ALBUQUERQUE – Former Air Force Col. C.B. Cosgrove, one of New Mexico’s early aviators, is dead at age 93.

Cosgrove died here last Saturday of pneumonia, said his son, former state District Judge Burt Cosgrove.

A memorial service is set for 10 a.m. Tuesday at Kirtland Air Force Base Chapel.

Cosgrove – whose ancestors were New Mexico pioneers in the mid-1800s – helped recruit scientists and military officers for Los Alamos’ top-secret atomic bomb project in the mid-1940s.

But Burt Cosgrove said his father was most noted for his friendliness.

”He just made acquaintances with everybody, from a shoeshine boy to the president of a corporation,” he said. ”He just loved asking people questions, and he’d remember people’s names 50 years later.”

Cosgrove was born in Atchison, Kan., but was only a year old when his father moved the family to Silver City.

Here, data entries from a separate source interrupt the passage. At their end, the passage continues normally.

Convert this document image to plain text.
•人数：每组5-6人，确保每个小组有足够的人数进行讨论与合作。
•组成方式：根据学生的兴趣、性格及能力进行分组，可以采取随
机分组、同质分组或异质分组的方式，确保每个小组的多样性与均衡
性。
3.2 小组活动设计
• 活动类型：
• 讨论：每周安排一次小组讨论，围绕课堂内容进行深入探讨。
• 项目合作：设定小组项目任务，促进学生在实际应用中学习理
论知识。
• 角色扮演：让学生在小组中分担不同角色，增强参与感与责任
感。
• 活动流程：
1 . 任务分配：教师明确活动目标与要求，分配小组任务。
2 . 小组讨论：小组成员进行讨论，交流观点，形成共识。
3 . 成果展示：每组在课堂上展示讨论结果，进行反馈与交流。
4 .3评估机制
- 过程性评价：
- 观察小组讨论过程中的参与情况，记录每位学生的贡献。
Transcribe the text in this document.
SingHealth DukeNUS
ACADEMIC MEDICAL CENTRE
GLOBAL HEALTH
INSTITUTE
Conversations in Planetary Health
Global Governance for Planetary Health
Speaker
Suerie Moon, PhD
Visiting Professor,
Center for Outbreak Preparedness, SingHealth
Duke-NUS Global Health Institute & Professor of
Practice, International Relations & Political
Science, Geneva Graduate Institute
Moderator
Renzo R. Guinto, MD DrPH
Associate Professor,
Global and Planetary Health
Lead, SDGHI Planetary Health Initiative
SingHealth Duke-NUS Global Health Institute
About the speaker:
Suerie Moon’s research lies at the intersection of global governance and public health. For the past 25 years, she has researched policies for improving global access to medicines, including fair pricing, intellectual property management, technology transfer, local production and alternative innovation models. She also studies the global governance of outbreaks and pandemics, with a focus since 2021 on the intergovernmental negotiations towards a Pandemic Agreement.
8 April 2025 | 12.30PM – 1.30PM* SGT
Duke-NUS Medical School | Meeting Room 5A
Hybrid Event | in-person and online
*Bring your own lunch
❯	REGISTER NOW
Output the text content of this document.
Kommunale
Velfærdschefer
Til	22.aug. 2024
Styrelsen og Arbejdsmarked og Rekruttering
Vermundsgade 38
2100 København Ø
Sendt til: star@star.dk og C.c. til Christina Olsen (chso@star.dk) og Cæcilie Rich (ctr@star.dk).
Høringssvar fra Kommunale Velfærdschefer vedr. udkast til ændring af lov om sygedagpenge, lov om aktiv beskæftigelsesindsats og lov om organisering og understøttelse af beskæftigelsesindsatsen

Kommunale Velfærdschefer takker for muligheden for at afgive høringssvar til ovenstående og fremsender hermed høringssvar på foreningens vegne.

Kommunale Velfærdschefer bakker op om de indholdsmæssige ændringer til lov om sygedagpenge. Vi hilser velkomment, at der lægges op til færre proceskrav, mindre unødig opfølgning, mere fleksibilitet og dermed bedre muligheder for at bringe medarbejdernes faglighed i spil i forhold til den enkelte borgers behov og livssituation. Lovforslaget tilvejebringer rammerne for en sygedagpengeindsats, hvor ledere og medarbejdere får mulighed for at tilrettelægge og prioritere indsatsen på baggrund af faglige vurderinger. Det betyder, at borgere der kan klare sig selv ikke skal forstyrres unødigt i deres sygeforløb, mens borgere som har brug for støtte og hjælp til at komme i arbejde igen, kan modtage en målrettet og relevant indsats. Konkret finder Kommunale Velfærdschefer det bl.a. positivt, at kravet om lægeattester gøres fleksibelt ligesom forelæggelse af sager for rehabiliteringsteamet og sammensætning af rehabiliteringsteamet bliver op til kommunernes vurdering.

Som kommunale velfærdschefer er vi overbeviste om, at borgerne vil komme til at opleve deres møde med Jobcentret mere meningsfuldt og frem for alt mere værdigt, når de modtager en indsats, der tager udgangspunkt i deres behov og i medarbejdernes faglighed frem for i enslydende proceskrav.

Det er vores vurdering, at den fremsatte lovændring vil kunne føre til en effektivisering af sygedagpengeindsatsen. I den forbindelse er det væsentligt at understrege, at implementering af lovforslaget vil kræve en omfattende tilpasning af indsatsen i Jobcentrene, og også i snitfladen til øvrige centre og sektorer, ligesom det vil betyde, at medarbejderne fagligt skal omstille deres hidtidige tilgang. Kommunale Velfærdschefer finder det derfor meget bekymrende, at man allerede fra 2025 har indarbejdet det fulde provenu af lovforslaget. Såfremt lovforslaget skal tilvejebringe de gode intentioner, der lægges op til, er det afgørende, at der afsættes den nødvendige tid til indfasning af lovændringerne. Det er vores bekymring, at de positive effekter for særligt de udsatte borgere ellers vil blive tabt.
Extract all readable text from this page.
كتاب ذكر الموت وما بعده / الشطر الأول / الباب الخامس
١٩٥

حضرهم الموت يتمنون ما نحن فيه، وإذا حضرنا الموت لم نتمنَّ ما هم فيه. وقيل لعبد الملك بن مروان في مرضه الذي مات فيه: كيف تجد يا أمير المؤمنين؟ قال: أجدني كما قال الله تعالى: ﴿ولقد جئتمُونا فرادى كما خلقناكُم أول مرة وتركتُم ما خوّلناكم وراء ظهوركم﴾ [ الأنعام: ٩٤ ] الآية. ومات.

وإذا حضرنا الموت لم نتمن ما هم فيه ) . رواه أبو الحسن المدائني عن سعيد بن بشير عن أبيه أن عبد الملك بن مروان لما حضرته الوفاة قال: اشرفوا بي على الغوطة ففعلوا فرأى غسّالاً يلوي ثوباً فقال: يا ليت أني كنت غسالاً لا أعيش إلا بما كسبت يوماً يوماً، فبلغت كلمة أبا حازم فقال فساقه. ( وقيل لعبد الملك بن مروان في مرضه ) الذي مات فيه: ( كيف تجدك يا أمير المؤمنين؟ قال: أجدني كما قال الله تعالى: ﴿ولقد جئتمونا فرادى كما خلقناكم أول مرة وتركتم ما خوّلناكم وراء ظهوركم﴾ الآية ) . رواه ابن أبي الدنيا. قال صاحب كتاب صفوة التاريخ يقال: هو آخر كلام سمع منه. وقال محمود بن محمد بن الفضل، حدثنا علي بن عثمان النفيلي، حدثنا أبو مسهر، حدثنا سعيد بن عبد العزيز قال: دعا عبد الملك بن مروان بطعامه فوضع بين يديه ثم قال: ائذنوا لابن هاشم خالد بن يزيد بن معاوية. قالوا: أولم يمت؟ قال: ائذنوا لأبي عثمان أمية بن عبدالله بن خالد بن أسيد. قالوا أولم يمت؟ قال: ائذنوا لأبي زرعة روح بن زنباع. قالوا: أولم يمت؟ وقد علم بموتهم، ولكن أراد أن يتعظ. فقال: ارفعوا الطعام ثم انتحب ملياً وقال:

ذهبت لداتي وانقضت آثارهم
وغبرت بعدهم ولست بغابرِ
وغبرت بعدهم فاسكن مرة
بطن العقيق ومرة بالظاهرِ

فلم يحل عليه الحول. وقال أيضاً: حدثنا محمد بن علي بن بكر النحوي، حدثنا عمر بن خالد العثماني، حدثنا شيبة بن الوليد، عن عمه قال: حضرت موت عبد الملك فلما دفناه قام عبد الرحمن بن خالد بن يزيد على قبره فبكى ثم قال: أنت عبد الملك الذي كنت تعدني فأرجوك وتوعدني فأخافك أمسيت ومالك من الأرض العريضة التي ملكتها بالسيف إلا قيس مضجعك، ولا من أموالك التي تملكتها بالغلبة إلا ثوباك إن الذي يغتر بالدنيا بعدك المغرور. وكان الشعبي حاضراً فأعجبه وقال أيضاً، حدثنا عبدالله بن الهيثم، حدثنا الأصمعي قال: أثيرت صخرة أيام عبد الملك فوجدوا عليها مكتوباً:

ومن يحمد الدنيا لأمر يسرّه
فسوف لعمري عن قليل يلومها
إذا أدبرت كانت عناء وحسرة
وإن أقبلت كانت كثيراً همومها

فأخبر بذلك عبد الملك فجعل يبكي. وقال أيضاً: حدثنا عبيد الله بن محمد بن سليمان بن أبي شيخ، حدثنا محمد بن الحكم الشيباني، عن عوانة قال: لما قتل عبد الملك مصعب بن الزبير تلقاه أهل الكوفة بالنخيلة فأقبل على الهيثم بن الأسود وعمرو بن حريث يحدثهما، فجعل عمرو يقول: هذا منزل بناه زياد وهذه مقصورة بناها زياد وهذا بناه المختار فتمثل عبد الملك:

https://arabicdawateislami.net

When Cosgrove was 15, he wanted an airplane, but his parents ”didn’t think it was safe,” his son said.

However, Cosgrove’s grandmother bought him a Curtiss Jenny, a World War I surplus plane, for $500. While he was testing it on the ground, a gust of wind took it airborne, and Cosgrove suddenly found himself making a safe landing without ever taking a flying lesson, his son said.

Cosgrove attended high school at New Mexico Military Institute in Roswell, then earned an archaeology degree at the University of Arizona in 1925.

He supervised excavations and restorations at the Petrified Forest and Casa Grande National Monument in Arizona. He left that career behind when he had the chance to become Tucson Municipal Airport manager in 1929.

”He enjoyed flying a whole bunch,” said his son, adding that one benefit of being airport manager was getting to give owners’ aircraft ”exercise” in the air.

He joined the Army Air Corps in the mid-1930s and later was one of the pilots to fly the then-experimental B-17 bomber. He earned a Silver Star during World War II.

After the war, Cosgrove went to work in the Pentagon’s personnel office in Washington, D.C., in 1943. Burt Cosgrove said recruiting people for Los Alamos’ Manhattan Project ”became a favorite concern of his.”

Cosgrove retired in 1956, and he and his wife, Mildred, returned to Albuquerque. She died in 1972.